BAHFEN: Prime Minister Abe plans to meet descendants of Justice Radhabinod Pal - the only judge at the Tokyo war crimes tribunal to support Japan. Mr Abe will also meet with the family of Indian independence leader Subhas Chandra Bose, who sided with imperial Japan in the 1940s. The University of Adelaide's Professor Purnendra Jain has written extensively on Japan's international relations. He says the pre-war Indian nationalists saw an alliance with Japan as a step to independence.

JAIN: Some Indian leaders at that time they were thinking in terms of cooperating with Japan in order to get rid of the British from India. This judge… Radhabinod Pal was on the eleven judge panel of the Tokyo tribunal where he had the lone dissenting voice saying that it was not fair for the victors to impose on the vanquished.

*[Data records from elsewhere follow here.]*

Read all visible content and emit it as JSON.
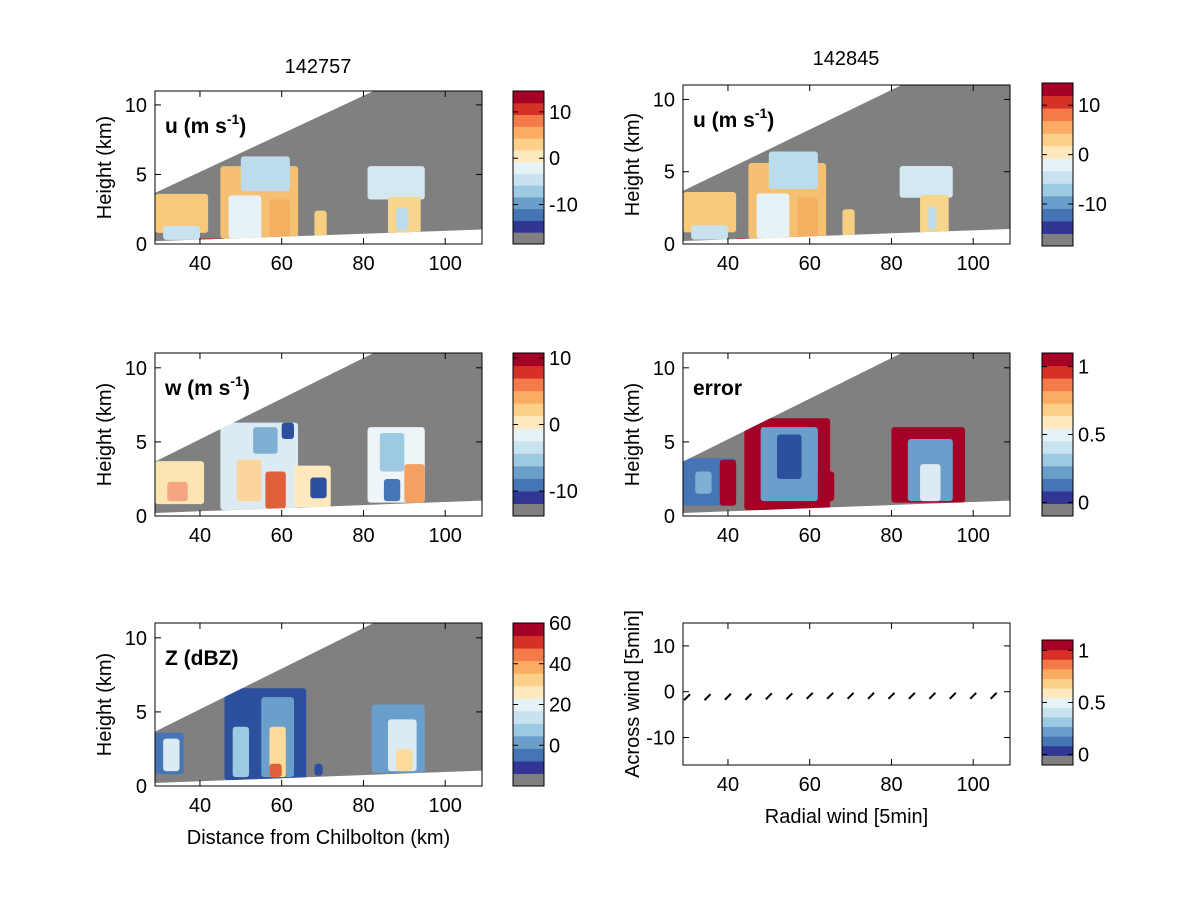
{
  "figure": {
    "col_titles": [
      "142757",
      "142845"
    ]
  },
  "chart_data": [
    {
      "type": "heatmap",
      "panel": "u-left",
      "label": "u (m s",
      "label_sup": "-1",
      "label_close": ")",
      "ylabel": "Height (km)",
      "xlabel": "",
      "xlim": [
        29,
        109
      ],
      "ylim": [
        0,
        11
      ],
      "xticks": [
        40,
        60,
        80,
        100
      ],
      "yticks": [
        0,
        5,
        10
      ],
      "cbar_ticks": [
        {
          "v": 10,
          "t": "10"
        },
        {
          "v": 0,
          "t": "0"
        },
        {
          "v": -10,
          "t": "-10"
        }
      ],
      "cbar_range": [
        -18.5,
        14.5
      ],
      "cells": [
        {
          "x0": 29,
          "x1": 42,
          "y0": 0.8,
          "y1": 3.6,
          "c": "#f7c97a"
        },
        {
          "x0": 31,
          "x1": 40,
          "y0": 0.3,
          "y1": 1.3,
          "c": "#c8e2ef"
        },
        {
          "x0": 45,
          "x1": 64,
          "y0": 0.4,
          "y1": 5.6,
          "c": "#f5c072"
        },
        {
          "x0": 50,
          "x1": 62,
          "y0": 3.8,
          "y1": 6.3,
          "c": "#bcdcec"
        },
        {
          "x0": 47,
          "x1": 55,
          "y0": 0.4,
          "y1": 3.5,
          "c": "#e7f2f7"
        },
        {
          "x0": 57,
          "x1": 62,
          "y0": 0.4,
          "y1": 3.2,
          "c": "#f3b060"
        },
        {
          "x0": 68,
          "x1": 71,
          "y0": 0.5,
          "y1": 2.4,
          "c": "#f7cf82"
        },
        {
          "x0": 81,
          "x1": 95,
          "y0": 3.2,
          "y1": 5.6,
          "c": "#d4e8f2"
        },
        {
          "x0": 86,
          "x1": 94,
          "y0": 0.6,
          "y1": 3.4,
          "c": "#f8d58c"
        },
        {
          "x0": 88,
          "x1": 91,
          "y0": 1.0,
          "y1": 2.6,
          "c": "#bcdcec"
        },
        {
          "x0": 40,
          "x1": 46,
          "y0": 0.1,
          "y1": 0.4,
          "c": "#d73027"
        }
      ]
    },
    {
      "type": "heatmap",
      "panel": "u-right",
      "label": "u (m s",
      "label_sup": "-1",
      "label_close": ")",
      "ylabel": "Height (km)",
      "xlabel": "",
      "xlim": [
        29,
        109
      ],
      "ylim": [
        0,
        11
      ],
      "xticks": [
        40,
        60,
        80,
        100
      ],
      "yticks": [
        0,
        5,
        10
      ],
      "cbar_ticks": [
        {
          "v": 10,
          "t": "10"
        },
        {
          "v": 0,
          "t": "0"
        },
        {
          "v": -10,
          "t": "-10"
        }
      ],
      "cbar_range": [
        -18.5,
        14.5
      ],
      "cells": [
        {
          "x0": 29,
          "x1": 42,
          "y0": 0.8,
          "y1": 3.6,
          "c": "#f7c97a"
        },
        {
          "x0": 31,
          "x1": 40,
          "y0": 0.3,
          "y1": 1.3,
          "c": "#c8e2ef"
        },
        {
          "x0": 45,
          "x1": 64,
          "y0": 0.4,
          "y1": 5.6,
          "c": "#f5c072"
        },
        {
          "x0": 50,
          "x1": 62,
          "y0": 3.8,
          "y1": 6.4,
          "c": "#bcdcec"
        },
        {
          "x0": 47,
          "x1": 55,
          "y0": 0.4,
          "y1": 3.5,
          "c": "#e7f2f7"
        },
        {
          "x0": 57,
          "x1": 62,
          "y0": 0.4,
          "y1": 3.2,
          "c": "#f3b060"
        },
        {
          "x0": 68,
          "x1": 71,
          "y0": 0.5,
          "y1": 2.4,
          "c": "#f7cf82"
        },
        {
          "x0": 82,
          "x1": 95,
          "y0": 3.2,
          "y1": 5.4,
          "c": "#d4e8f2"
        },
        {
          "x0": 87,
          "x1": 94,
          "y0": 0.6,
          "y1": 3.4,
          "c": "#f8d58c"
        },
        {
          "x0": 89,
          "x1": 91,
          "y0": 1.0,
          "y1": 2.6,
          "c": "#bcdcec"
        },
        {
          "x0": 42,
          "x1": 45,
          "y0": 0.1,
          "y1": 0.4,
          "c": "#d73027"
        }
      ]
    },
    {
      "type": "heatmap",
      "panel": "w-left",
      "label": "w (m s",
      "label_sup": "-1",
      "label_close": ")",
      "ylabel": "Height (km)",
      "xlabel": "",
      "xlim": [
        29,
        109
      ],
      "ylim": [
        0,
        11
      ],
      "xticks": [
        40,
        60,
        80,
        100
      ],
      "yticks": [
        0,
        5,
        10
      ],
      "cbar_ticks": [
        {
          "v": 10,
          "t": "10"
        },
        {
          "v": 0,
          "t": "0"
        },
        {
          "v": -10,
          "t": "-10"
        }
      ],
      "cbar_range": [
        -13.75,
        10.75
      ],
      "cells": [
        {
          "x0": 29,
          "x1": 41,
          "y0": 0.8,
          "y1": 3.7,
          "c": "#fbe5b0"
        },
        {
          "x0": 32,
          "x1": 37,
          "y0": 1.0,
          "y1": 2.3,
          "c": "#f4a582"
        },
        {
          "x0": 45,
          "x1": 64,
          "y0": 0.4,
          "y1": 6.3,
          "c": "#dcebf3"
        },
        {
          "x0": 49,
          "x1": 55,
          "y0": 1.0,
          "y1": 3.8,
          "c": "#fdd49e"
        },
        {
          "x0": 53,
          "x1": 59,
          "y0": 4.2,
          "y1": 6.0,
          "c": "#7fb0d3"
        },
        {
          "x0": 56,
          "x1": 61,
          "y0": 0.5,
          "y1": 3.0,
          "c": "#e0603a"
        },
        {
          "x0": 60,
          "x1": 63,
          "y0": 5.2,
          "y1": 6.3,
          "c": "#2c4f9e"
        },
        {
          "x0": 63,
          "x1": 72,
          "y0": 0.6,
          "y1": 3.4,
          "c": "#fee9be"
        },
        {
          "x0": 67,
          "x1": 71,
          "y0": 1.2,
          "y1": 2.6,
          "c": "#2c4f9e"
        },
        {
          "x0": 81,
          "x1": 95,
          "y0": 0.9,
          "y1": 6.0,
          "c": "#eef5f9"
        },
        {
          "x0": 84,
          "x1": 90,
          "y0": 3.0,
          "y1": 5.6,
          "c": "#9ec9e2"
        },
        {
          "x0": 90,
          "x1": 95,
          "y0": 0.9,
          "y1": 3.5,
          "c": "#f4a060"
        },
        {
          "x0": 85,
          "x1": 89,
          "y0": 1.0,
          "y1": 2.5,
          "c": "#4575b4"
        }
      ]
    },
    {
      "type": "heatmap",
      "panel": "error-right",
      "label": "error",
      "label_sup": "",
      "label_close": "",
      "ylabel": "Height (km)",
      "xlabel": "",
      "xlim": [
        29,
        109
      ],
      "ylim": [
        0,
        11
      ],
      "xticks": [
        40,
        60,
        80,
        100
      ],
      "yticks": [
        0,
        5,
        10
      ],
      "cbar_ticks": [
        {
          "v": 1,
          "t": "1"
        },
        {
          "v": 0.5,
          "t": "0.5"
        },
        {
          "v": 0,
          "t": "0"
        }
      ],
      "cbar_range": [
        -0.1,
        1.1
      ],
      "cells": [
        {
          "x0": 29,
          "x1": 42,
          "y0": 0.7,
          "y1": 3.9,
          "c": "#4575b4"
        },
        {
          "x0": 32,
          "x1": 36,
          "y0": 1.5,
          "y1": 3.0,
          "c": "#7fb0d3"
        },
        {
          "x0": 38,
          "x1": 42,
          "y0": 0.7,
          "y1": 3.8,
          "c": "#a50026"
        },
        {
          "x0": 44,
          "x1": 65,
          "y0": 0.4,
          "y1": 6.6,
          "c": "#a50026"
        },
        {
          "x0": 48,
          "x1": 62,
          "y0": 1.0,
          "y1": 6.0,
          "c": "#6a9fcb"
        },
        {
          "x0": 52,
          "x1": 58,
          "y0": 2.5,
          "y1": 5.5,
          "c": "#2c4f9e"
        },
        {
          "x0": 62,
          "x1": 66,
          "y0": 1.0,
          "y1": 3.0,
          "c": "#a50026"
        },
        {
          "x0": 80,
          "x1": 98,
          "y0": 0.9,
          "y1": 6.0,
          "c": "#a50026"
        },
        {
          "x0": 84,
          "x1": 95,
          "y0": 1.0,
          "y1": 5.2,
          "c": "#6a9fcb"
        },
        {
          "x0": 87,
          "x1": 92,
          "y0": 1.0,
          "y1": 3.5,
          "c": "#dcebf3"
        }
      ]
    },
    {
      "type": "heatmap",
      "panel": "z-left",
      "label": "Z (dBZ)",
      "label_sup": "",
      "label_close": "",
      "ylabel": "Height (km)",
      "xlabel": "Distance from Chilbolton (km)",
      "xlim": [
        29,
        109
      ],
      "ylim": [
        0,
        11
      ],
      "xticks": [
        40,
        60,
        80,
        100
      ],
      "yticks": [
        0,
        5,
        10
      ],
      "cbar_ticks": [
        {
          "v": 60,
          "t": "60"
        },
        {
          "v": 40,
          "t": "40"
        },
        {
          "v": 20,
          "t": "20"
        },
        {
          "v": 0,
          "t": "0"
        }
      ],
      "cbar_range": [
        -20,
        60
      ],
      "cells": [
        {
          "x0": 29,
          "x1": 36,
          "y0": 0.8,
          "y1": 3.6,
          "c": "#4575b4"
        },
        {
          "x0": 31,
          "x1": 35,
          "y0": 1.0,
          "y1": 3.2,
          "c": "#dcebf3"
        },
        {
          "x0": 46,
          "x1": 66,
          "y0": 0.4,
          "y1": 6.6,
          "c": "#2c4f9e"
        },
        {
          "x0": 48,
          "x1": 52,
          "y0": 0.6,
          "y1": 4.0,
          "c": "#9ec9e2"
        },
        {
          "x0": 55,
          "x1": 63,
          "y0": 0.6,
          "y1": 6.0,
          "c": "#6a9fcb"
        },
        {
          "x0": 57,
          "x1": 61,
          "y0": 0.6,
          "y1": 4.0,
          "c": "#fddb9a"
        },
        {
          "x0": 57,
          "x1": 60,
          "y0": 0.6,
          "y1": 1.5,
          "c": "#e0603a"
        },
        {
          "x0": 68,
          "x1": 70,
          "y0": 0.7,
          "y1": 1.5,
          "c": "#2c4f9e"
        },
        {
          "x0": 82,
          "x1": 95,
          "y0": 0.9,
          "y1": 5.5,
          "c": "#6a9fcb"
        },
        {
          "x0": 86,
          "x1": 93,
          "y0": 1.0,
          "y1": 4.5,
          "c": "#dcebf3"
        },
        {
          "x0": 88,
          "x1": 92,
          "y0": 1.0,
          "y1": 2.5,
          "c": "#fddb9a"
        }
      ]
    },
    {
      "type": "scatter",
      "panel": "wind-right",
      "label": "",
      "ylabel": "Across wind [5min]",
      "xlabel": "Radial wind [5min]",
      "xlim": [
        29,
        109
      ],
      "ylim": [
        -16,
        15
      ],
      "xticks": [
        40,
        60,
        80,
        100
      ],
      "yticks": [
        10,
        0,
        -10
      ],
      "cbar_ticks": [
        {
          "v": 1,
          "t": "1"
        },
        {
          "v": 0.5,
          "t": "0.5"
        },
        {
          "v": 0,
          "t": "0"
        }
      ],
      "cbar_range": [
        -0.1,
        1.1
      ],
      "points": [
        {
          "x": 30,
          "y": -1.2
        },
        {
          "x": 35,
          "y": -1.2
        },
        {
          "x": 40,
          "y": -1.1
        },
        {
          "x": 45,
          "y": -1.1
        },
        {
          "x": 50,
          "y": -1.0
        },
        {
          "x": 55,
          "y": -1.0
        },
        {
          "x": 60,
          "y": -0.9
        },
        {
          "x": 65,
          "y": -0.9
        },
        {
          "x": 70,
          "y": -0.9
        },
        {
          "x": 75,
          "y": -0.9
        },
        {
          "x": 80,
          "y": -0.9
        },
        {
          "x": 85,
          "y": -0.9
        },
        {
          "x": 90,
          "y": -0.9
        },
        {
          "x": 95,
          "y": -0.9
        },
        {
          "x": 100,
          "y": -0.9
        },
        {
          "x": 105,
          "y": -0.9
        }
      ]
    }
  ],
  "colormap": [
    "#313695",
    "#4575b4",
    "#6a9fcb",
    "#9ec9e2",
    "#c8e2ef",
    "#e7f2f7",
    "#fee9be",
    "#fdd08a",
    "#fcab63",
    "#f47a4a",
    "#d73027",
    "#a50026"
  ],
  "missing_color": "#808080",
  "background_color": "#ffffff"
}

BAHFEN: Prime Minister Abe has been instrumental in repairing ties with China and South Korea, after his predecessor Junichiro Koizumi angered Beijing and Seoul with regular visits to a shrine commemorating Japan's war heroes. According to Mr Abe meeting the families of two prominent Indians who supported Japan during and after World War II, will not strain ties with China and South Korea. But South Korea's Chosun Ilbo newspaper calls the proposed visits nauseating. And the Korea Times says they're "deplorable" and tantamount to denying that Japan inflicted suffering on other Asian countries during the war. Professor Jain says they're unlikely to affect Japan's current relationship with its neighbours.

JAIN: Certainly there will be some eyebrows raised in some of those countries as to the intention behind Abe's meeting with these people, but I really don't think it's going to create a whole deal of problems in China or South Korea with regards to Abe's meeting with descendants of these Indian leaders who were very sympathetic to Japan.

BAHFEN: Prime Minister Abe's visit is historic. He's following in the footsteps of his grandfather and the then Japanese Prime Minister Nobosuke Kishi, who visited India fifty years ago. He's expected to announce strategic agreements with his Indian counterpart on security, economic ties, and scientific research. And he'll be the first Japanese Prime Minister to address a joint session of the Indian parliament. Adelaide University's Professor Purnendra Jain says this is a rare honour - not extended to US President George W Bush or Chinese President Hu Jintao when they were in India.

JAIN: Abe is in particular becoming well known in India because of his views as to how Jap and India should work together. I mean democracy is one aspect but there are a whole range of other strategic issues where Abe sees a clear role for India and the current Indian government under Manmohan Singh has responded very very positively.